3. Claroty xDome** / Secure Remote Access**
   • Provides deep visibility into ICS assets and comms.
   • Integrates with existing SIEMs or can act as a standalone analytics solution.
4. Tenable for OT
   • Offers visibility into OT assets and network traffic, helping identify vulnerabilities in industrial environments.
   • Integrates with broader Tenable solutions for unified security management.
5. Security Onion
   • An open-source platform for threat hunting, log analysis, and intrusion detection.
   • Can be extended to ICS/OT use cases with customized protocol parsers and integrations, providing additional visibility into industrial networks.

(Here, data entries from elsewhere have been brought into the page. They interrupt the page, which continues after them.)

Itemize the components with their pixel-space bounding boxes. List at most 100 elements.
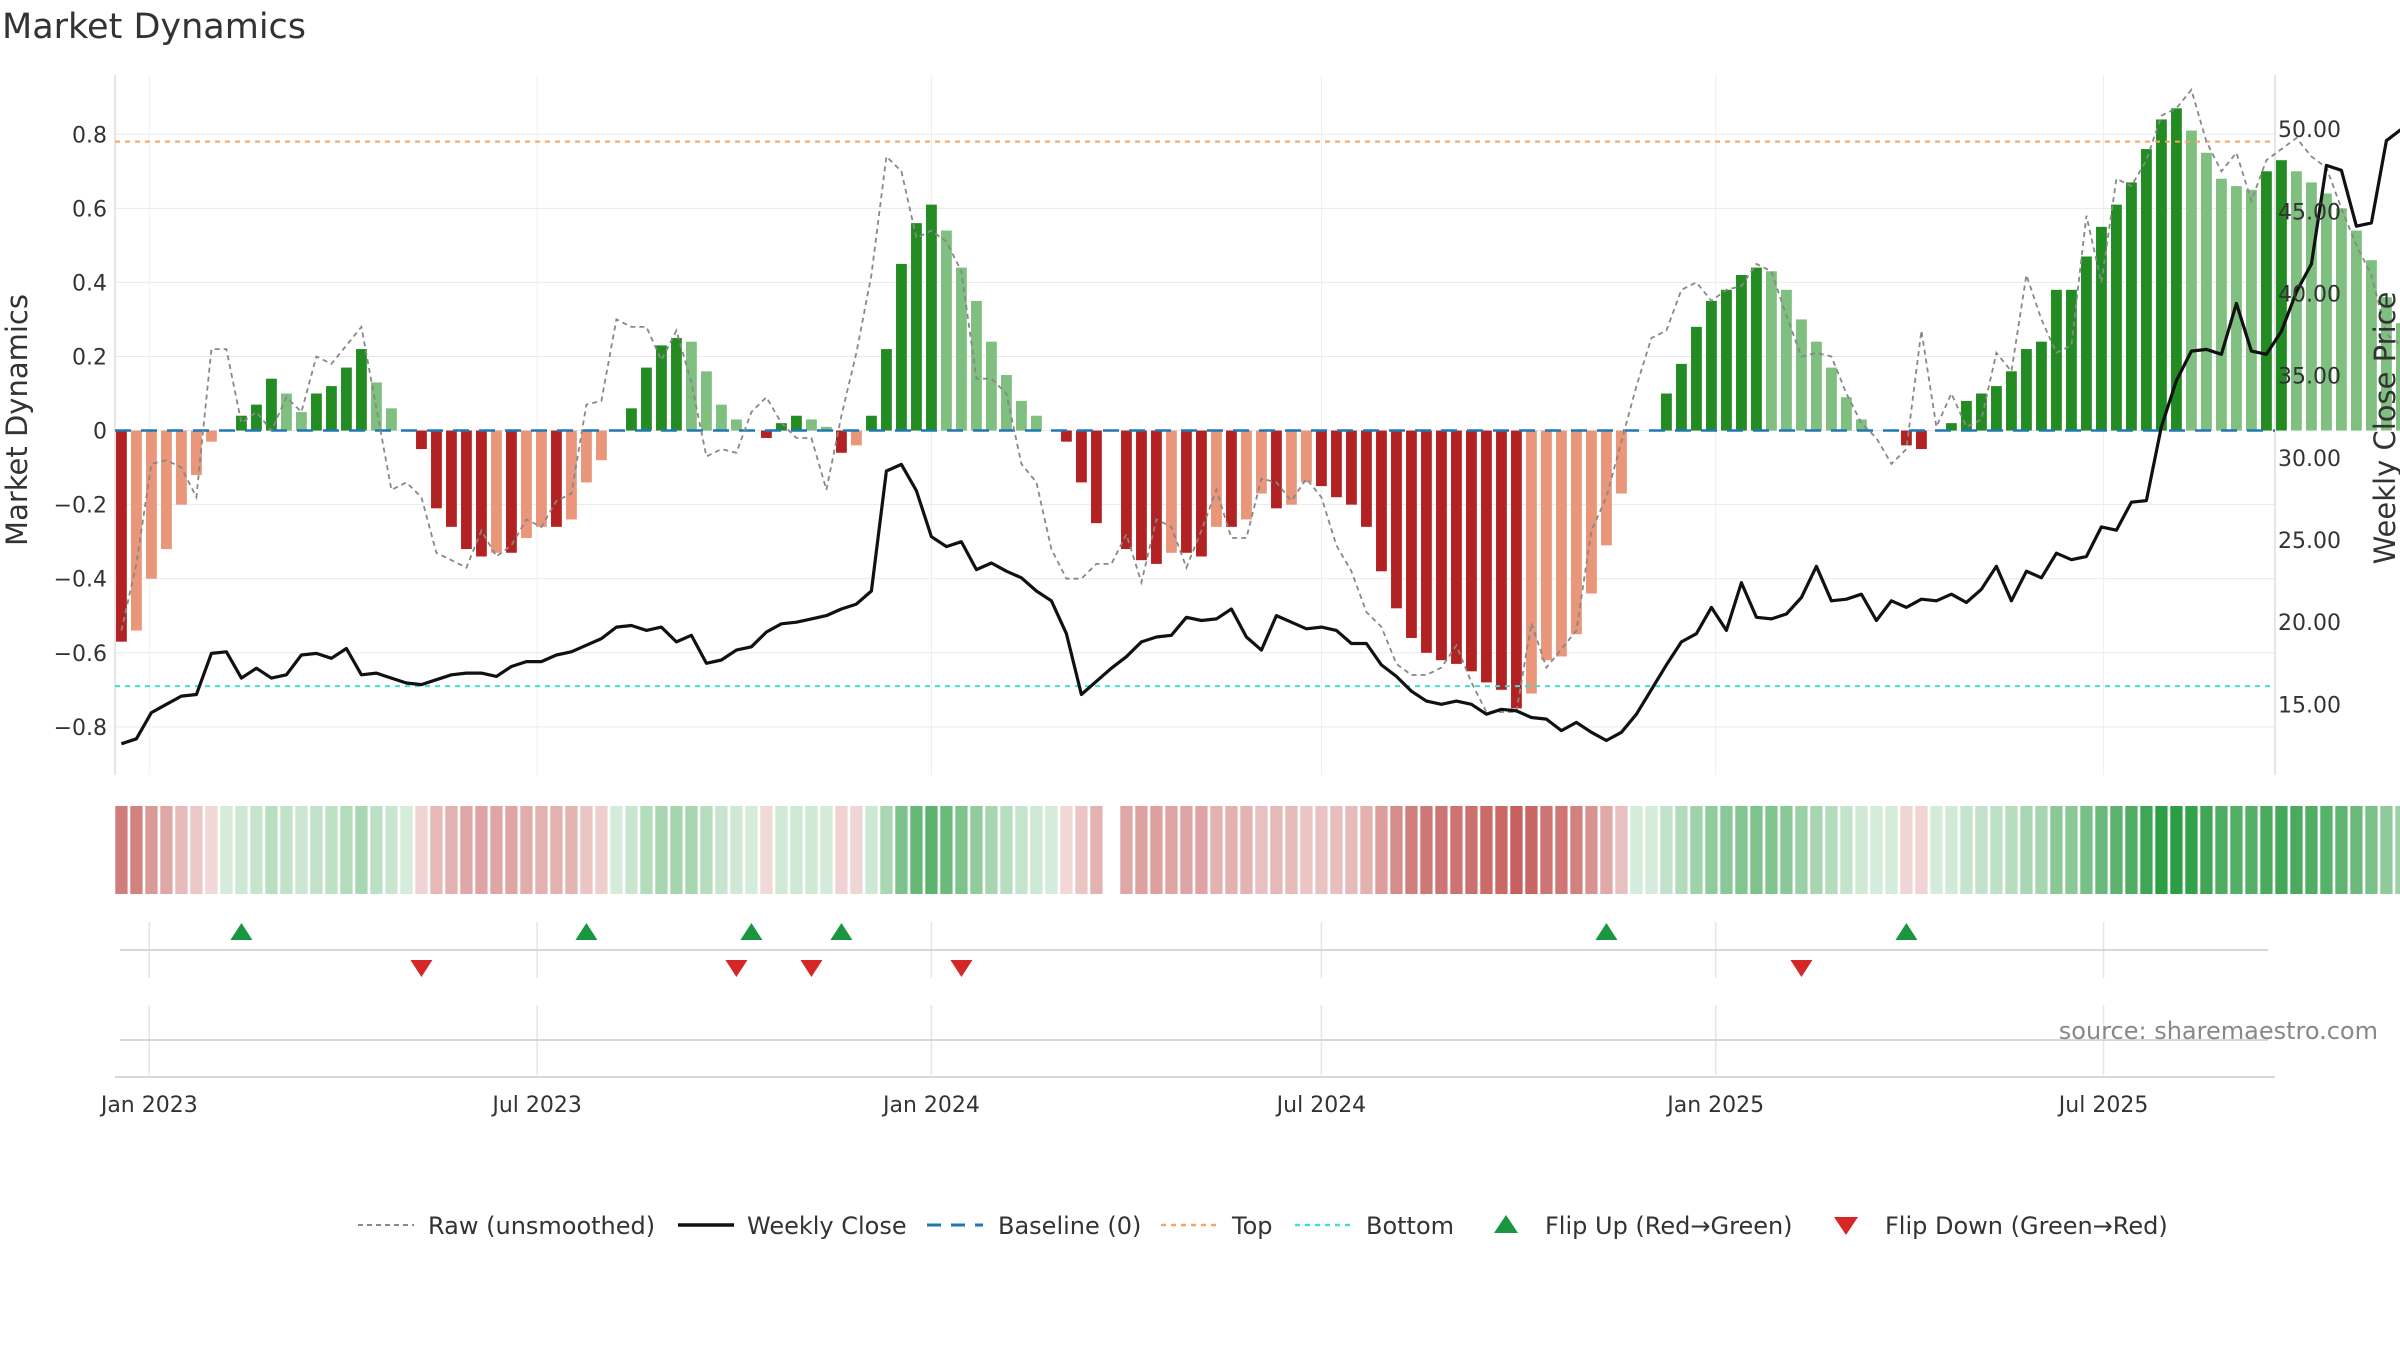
market-dynamics-bar bbox=[2021, 349, 2032, 431]
heat-strip-cell bbox=[1120, 806, 1133, 894]
market-dynamics-bar bbox=[1016, 400, 1027, 431]
y-tick-label: 0.6 bbox=[72, 197, 107, 222]
heat-strip-cell bbox=[1735, 806, 1748, 894]
flip-up-marker bbox=[230, 923, 253, 940]
market-dynamics-bar bbox=[806, 419, 817, 431]
market-dynamics-bar bbox=[1226, 430, 1237, 527]
market-dynamics-bar bbox=[1796, 319, 1807, 431]
axes bbox=[114, 75, 2276, 1078]
market-dynamics-bar bbox=[2096, 226, 2107, 431]
market-dynamics-bar bbox=[521, 430, 532, 538]
market-dynamics-bar bbox=[941, 230, 952, 431]
market-dynamics-bar bbox=[1511, 430, 1522, 709]
heat-strip-cell bbox=[2065, 806, 2078, 894]
legend-swatch bbox=[1494, 1215, 1518, 1233]
heat-strip-cell bbox=[685, 806, 698, 894]
legend-label: Flip Down (Green→Red) bbox=[1885, 1212, 2168, 1240]
series-lines bbox=[120, 87, 2400, 746]
heat-strip-cell bbox=[775, 806, 788, 894]
market-dynamics-bar bbox=[1556, 430, 1567, 657]
market-dynamics-bar bbox=[1691, 326, 1702, 431]
heat-strip-cell bbox=[670, 806, 683, 894]
heat-strip-cell bbox=[640, 806, 653, 894]
heat-strip-cell bbox=[2320, 806, 2333, 894]
heat-strip-cell bbox=[1990, 806, 2003, 894]
market-dynamics-bar bbox=[2291, 171, 2302, 431]
market-dynamics-bar bbox=[671, 337, 682, 431]
flip-markers bbox=[230, 923, 1918, 977]
market-dynamics-bar bbox=[896, 263, 907, 431]
market-dynamics-bar bbox=[656, 345, 667, 431]
market-dynamics-bar bbox=[731, 419, 742, 431]
market-dynamics-bar bbox=[1826, 367, 1837, 431]
y2-tick-label: 20.00 bbox=[2278, 611, 2341, 636]
heat-strip-cell bbox=[1915, 806, 1928, 894]
heat-strip-cell bbox=[160, 806, 173, 894]
market-dynamics-bar bbox=[2186, 130, 2197, 431]
heat-strip-cell bbox=[535, 806, 548, 894]
market-dynamics-bar bbox=[1031, 415, 1042, 431]
heat-strip-cell bbox=[220, 806, 233, 894]
market-dynamics-bar bbox=[2081, 256, 2092, 431]
x-tick-label: Jan 2023 bbox=[99, 1093, 198, 1118]
market-dynamics-bar bbox=[461, 430, 472, 550]
market-dynamics-bar bbox=[791, 415, 802, 431]
market-dynamics-bar bbox=[2381, 297, 2392, 431]
market-dynamics-bar bbox=[1286, 430, 1297, 505]
heat-strip-cell bbox=[1525, 806, 1538, 894]
heat-strip-cell bbox=[310, 806, 323, 894]
market-dynamics-bar bbox=[2051, 289, 2062, 431]
x-tick-label: Jan 2025 bbox=[1665, 1093, 1764, 1118]
market-dynamics-bar bbox=[1991, 386, 2002, 431]
heat-strip-cell bbox=[2275, 806, 2288, 894]
heat-strip-cell bbox=[580, 806, 593, 894]
x-tick-label: Jan 2024 bbox=[881, 1093, 980, 1118]
market-dynamics-bar bbox=[386, 408, 397, 431]
market-dynamics-bar bbox=[1001, 375, 1012, 431]
y2-tick-label: 15.00 bbox=[2278, 693, 2341, 718]
heat-strip-cell bbox=[1165, 806, 1178, 894]
heat-strip-cell bbox=[2365, 806, 2378, 894]
heat-strip-cell bbox=[2035, 806, 2048, 894]
heat-strip-cell bbox=[370, 806, 383, 894]
flip-down-marker bbox=[950, 960, 973, 977]
market-dynamics-bar bbox=[2201, 152, 2212, 431]
market-dynamics-bar bbox=[986, 341, 997, 431]
flip-up-marker bbox=[740, 923, 763, 940]
flip-down-marker bbox=[1790, 960, 1813, 977]
market-dynamics-bar bbox=[1091, 430, 1102, 524]
y-tick-label: 0.4 bbox=[72, 271, 107, 296]
market-dynamics-bar bbox=[1751, 267, 1762, 431]
market-dynamics-bar bbox=[146, 430, 157, 579]
market-dynamics-bar bbox=[716, 404, 727, 431]
heat-strip-cell bbox=[1900, 806, 1913, 894]
market-dynamics-bar bbox=[2126, 182, 2137, 431]
heat-strip-cell bbox=[1360, 806, 1373, 894]
heat-strip-cell bbox=[1210, 806, 1223, 894]
heat-strip-cell bbox=[1555, 806, 1568, 894]
x-tick-label: Jul 2024 bbox=[1275, 1093, 1367, 1118]
heat-strip-cell bbox=[1585, 806, 1598, 894]
market-dynamics-bar bbox=[686, 341, 697, 431]
heat-strip-cell bbox=[355, 806, 368, 894]
y2-tick-label: 40.00 bbox=[2278, 283, 2341, 308]
market-dynamics-bar bbox=[281, 393, 292, 431]
heat-strip-cell bbox=[910, 806, 923, 894]
market-dynamics-bar bbox=[1256, 430, 1267, 494]
market-dynamics-bar bbox=[776, 423, 787, 431]
heat-strip-cell bbox=[820, 806, 833, 894]
market-dynamics-bar bbox=[1526, 430, 1537, 694]
market-dynamics-bar bbox=[341, 367, 352, 431]
heat-strip-cell bbox=[1750, 806, 1763, 894]
heat-strip-cell bbox=[1945, 806, 1958, 894]
heat-strip-cell bbox=[1930, 806, 1943, 894]
heat-strip-cell bbox=[2260, 806, 2273, 894]
market-dynamics-bar bbox=[1706, 300, 1717, 431]
market-dynamics-bar bbox=[206, 430, 217, 442]
market-dynamics-bar bbox=[2396, 323, 2400, 431]
heat-strip-cell bbox=[2050, 806, 2063, 894]
heat-strip-cell bbox=[805, 806, 818, 894]
heat-strip-cell bbox=[1855, 806, 1868, 894]
heat-strip-cell bbox=[1510, 806, 1523, 894]
heat-strip-cell bbox=[1705, 806, 1718, 894]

When choosing a SIEM or ICS monitoring platform, ensure it can parse the protocols used in your environment, integrate with asset inventory tools, and has minimal impact on network performance.

12. Conclusion

Securing ICS/OT environments demands a specialized approach that accounts for industrial systems' physical processes, unique protocols, and continuous uptime requirements. From careful network and system forensics to deploying tailored alerts and leveraging ICS-focused threat intelligence, the ultimate goal is maintaining safety, reliability, and resilience in critical infrastructures. As IT-OT convergence accelerates, organizations must invest in the right tools, research, and partnerships to defend against evolving cyber threats.

References

1. NIST SP 800-82 Revision 2, Guide to Industrial Control Systems (ICS) Security
   - https://csrc.nist.gov/publications/detail/sp/800-82/rev-2/final
2. SANS ICS410 ICS/SCADA Essentials
   - https://www.sans.org/cyber-security-courses/ics-scada-essentials/
3. ICS-CERT Recommended Practices
   - https://www.cisa.gov/uscert/ics
4. Dragos Threat Intelligence
   - https://www.dragos.com/threat-intelligence/
5. Nozomi Networks Solutions
   - https://www.nozominetworks.com/
6. Wireshark (ICS Protocol Dissector)
   - https://www.wireshark.org/
7. MALCOM
   - https://cisagov.github.io/Malcolm/

By understanding the interplay between IT and OT, and deploying robust network and system forensics, organizations can better protect their industrial operations from ever-evolving cyber threats.